El ajedrez también tiene tirón en la comarca del Bidasoa

El club Marlaxka de Hondarribia cuenta con casi 50 integrantes. Julio García imparte los viernes clases en Ventas a los interesados en aprender a jugar

JOEL IGLESIASIRUN.
Una de las sesiones del club Marlaxka, que se realizan todos los lunes y jueves en el Kasino Zaharra./
Una de las sesiones del club Marlaxka, que se realizan todos los lunes y jueves en el Kasino Zaharra.

«El ajedrez sí es un deporte de masas en el sentido de que hay mucha gente que sabe jugar, pero luego les cuesta acudir a los clubes», asegura Goio Uriarte, presidente del Marlaxka de Hondarribia. Por ello, uno de los objetivos principales que siempre se han fijado, más allá de la participación en torneos, es servir de punto de encuentro para los aficionados y fomentar la práctica de este deporte en la comarca del Bidasoa.

El club Marlaxka se fundó hace varias décadas y no hace mucho llegó a ser uno de los más importantes de Euskadi, con varios títulos consecutivos a nivel autonómico. En la actualidad cuenta con cerca de medio centenar de integrantes, aunque «luego hay gente que se acerca puntualmente», precisa Uriarte. En el club se pueden encontrar chavales que van desde los siete a los dieciséis años, además de gente adulta.

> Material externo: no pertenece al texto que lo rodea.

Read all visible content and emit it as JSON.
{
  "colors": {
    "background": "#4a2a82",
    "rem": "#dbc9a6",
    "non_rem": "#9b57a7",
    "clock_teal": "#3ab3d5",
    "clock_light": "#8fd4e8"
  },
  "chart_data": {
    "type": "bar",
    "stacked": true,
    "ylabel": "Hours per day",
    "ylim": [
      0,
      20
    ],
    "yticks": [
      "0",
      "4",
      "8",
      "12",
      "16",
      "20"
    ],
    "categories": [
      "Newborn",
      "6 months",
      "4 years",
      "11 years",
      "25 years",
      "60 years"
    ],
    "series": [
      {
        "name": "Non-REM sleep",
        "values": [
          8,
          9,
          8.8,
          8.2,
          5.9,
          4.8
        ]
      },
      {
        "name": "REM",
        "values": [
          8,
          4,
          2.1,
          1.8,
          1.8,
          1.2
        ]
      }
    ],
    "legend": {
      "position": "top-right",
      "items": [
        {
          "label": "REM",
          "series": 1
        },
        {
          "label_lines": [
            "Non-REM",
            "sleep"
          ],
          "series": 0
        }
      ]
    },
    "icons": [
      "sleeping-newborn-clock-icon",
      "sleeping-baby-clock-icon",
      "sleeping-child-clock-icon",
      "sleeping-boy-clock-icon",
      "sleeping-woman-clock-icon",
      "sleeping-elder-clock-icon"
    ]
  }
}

Entre los más jóvenes está Martín, de apenas nueve años, que empezó a jugar hacer un par de años. Solo el ver su cara durante las explicaciones que recibe en una de las sesiones evidencia que disfruta mucho con el ajedrez. Cuenta que «mi padre fue el que me empezó a enseñar y me dijo que había un club. Así fue como vine y me gusta porque es un juego que te hace pensar mucho».

Aprendizaje

Desde hace un par de años se les puede encontrar las tardes de los lunes y jueves en la última planta del Kasino Zaharra. Por circunstancias se tuvieron que trasladar a esta ubicación y están encantados. No solo por el espacio del que disponen, sino también porque «hemos conseguido que los jóvenes jueguen con gente jubilada, incluso alguno se anima a venir a torneos con nosotros, y hay una dinámica intergeneracional muy bonita», explica el presidente del Marlaxka.

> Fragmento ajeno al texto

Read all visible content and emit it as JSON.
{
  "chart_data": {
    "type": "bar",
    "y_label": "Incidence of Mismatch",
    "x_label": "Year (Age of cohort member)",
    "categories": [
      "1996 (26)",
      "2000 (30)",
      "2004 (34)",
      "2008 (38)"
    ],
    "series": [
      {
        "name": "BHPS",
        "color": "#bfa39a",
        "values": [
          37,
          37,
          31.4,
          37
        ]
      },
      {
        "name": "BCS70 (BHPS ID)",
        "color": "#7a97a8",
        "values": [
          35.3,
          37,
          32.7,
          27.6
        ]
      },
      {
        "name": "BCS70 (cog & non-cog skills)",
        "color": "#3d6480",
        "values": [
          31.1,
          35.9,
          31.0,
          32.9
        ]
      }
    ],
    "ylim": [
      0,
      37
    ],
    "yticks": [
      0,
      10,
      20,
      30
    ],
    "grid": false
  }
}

Una de los integrantes del club, Julio García, está al frente de una escuela de ajedrez en Irun. Todos los viernes, en la biblioteca de la Asociación de Vecinos de Landetxa, transmite sus conocimientos a los jóvenes interesados en aprender. Uriarte explica que «tiene una mano increíble para los niños. Cuando viene aquí un chaval, que quiere hacer algo más que jugar, le recomendamos que vaya a estos cursos específicos y cuando han adquirido unos conocimiento vienen a Hondarribia a las sesiones de tecnificación».

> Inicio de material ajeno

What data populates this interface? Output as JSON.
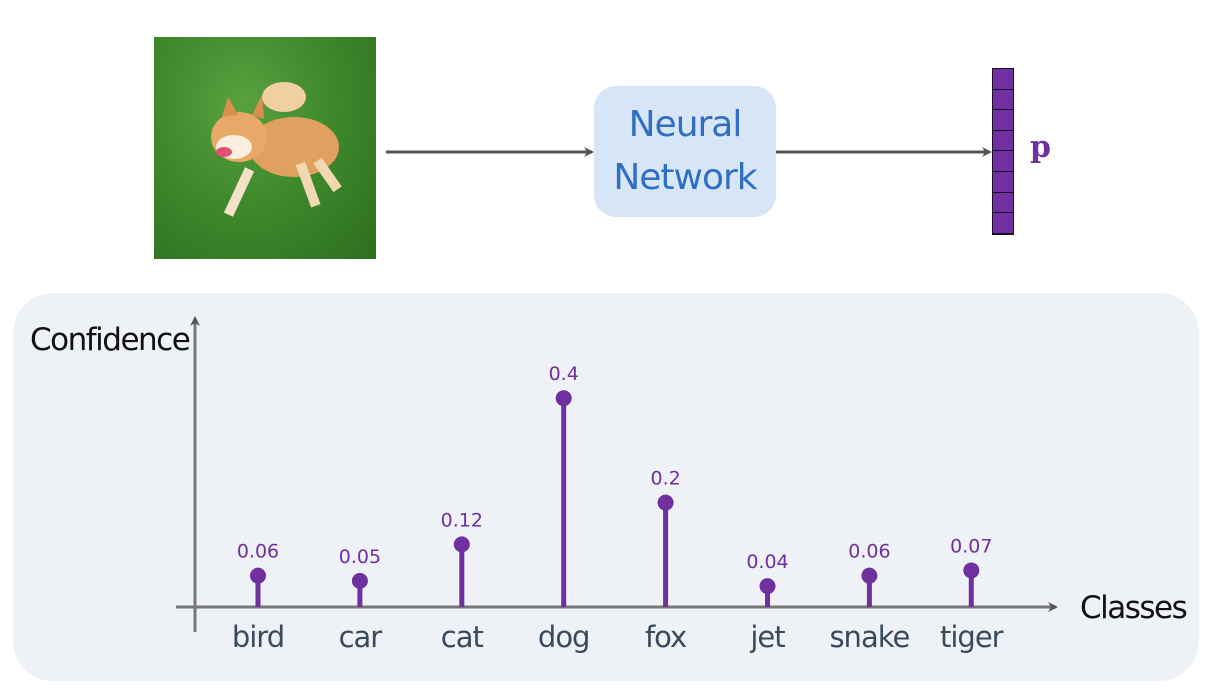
{
  "network_label_line1": "Neural",
  "network_label_line2": "Network",
  "output_vector_label": "p",
  "colors": {
    "accent": "#7030a0",
    "network_box": "#d6e6f7",
    "network_text": "#2f6ec4",
    "panel": "#eef1f5",
    "category_text": "#3a4a5c"
  },
  "chart_data": {
    "type": "stem",
    "xlabel": "Classes",
    "ylabel": "Confidence",
    "categories": [
      "bird",
      "car",
      "cat",
      "dog",
      "fox",
      "jet",
      "snake",
      "tiger"
    ],
    "values": [
      0.06,
      0.05,
      0.12,
      0.4,
      0.2,
      0.04,
      0.06,
      0.07
    ],
    "data_labels": [
      "0.06",
      "0.05",
      "0.12",
      "0.4",
      "0.2",
      "0.04",
      "0.06",
      "0.07"
    ],
    "ylim": [
      0,
      0.5
    ],
    "grid": false
  }
}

Ese es precisamente el camino que ha seguido Daniel. Empezó hace varios años en la escuela de Ventas y le gustó la experiencia. Probó, al igual que Martín, animado por su padre. Ahora tiene 16 años y destaca que «es un juego en el que siempre hay algo nuevo. Hay posiciones tácticas de una gran belleza, y es uno de los atractivos del ajedrez».

Competiciones

El presidente del Marlaxka subraya que «siempre aspiramos a hacerlo lo mejor posible en las competiciones, aunque la prioridad del club no es generar jugadores de primer nivel».

Participan en las todas las divisiones de la Liga Guipuzcoana porque ahora no tienen equipo en Liga Vasca, pero sí que hay jugadores que a título individual están en la lista mundial y que recientemente han participado en campeonatos absolutos de Euskadi.

Uriarte retoma la idea inicial para terminar. «Estaría bien que más gente se animara a venir al club. Al final, nosotros organizamos muchas actividades enfocadas a la población, ilusionados con que más gente practique el ajedrez. Hacemos torneos, acudimos a los barrios o vamos al mercado medieval, y no descartamos organizar cursos en un futuro cercano», concluye Uriarte.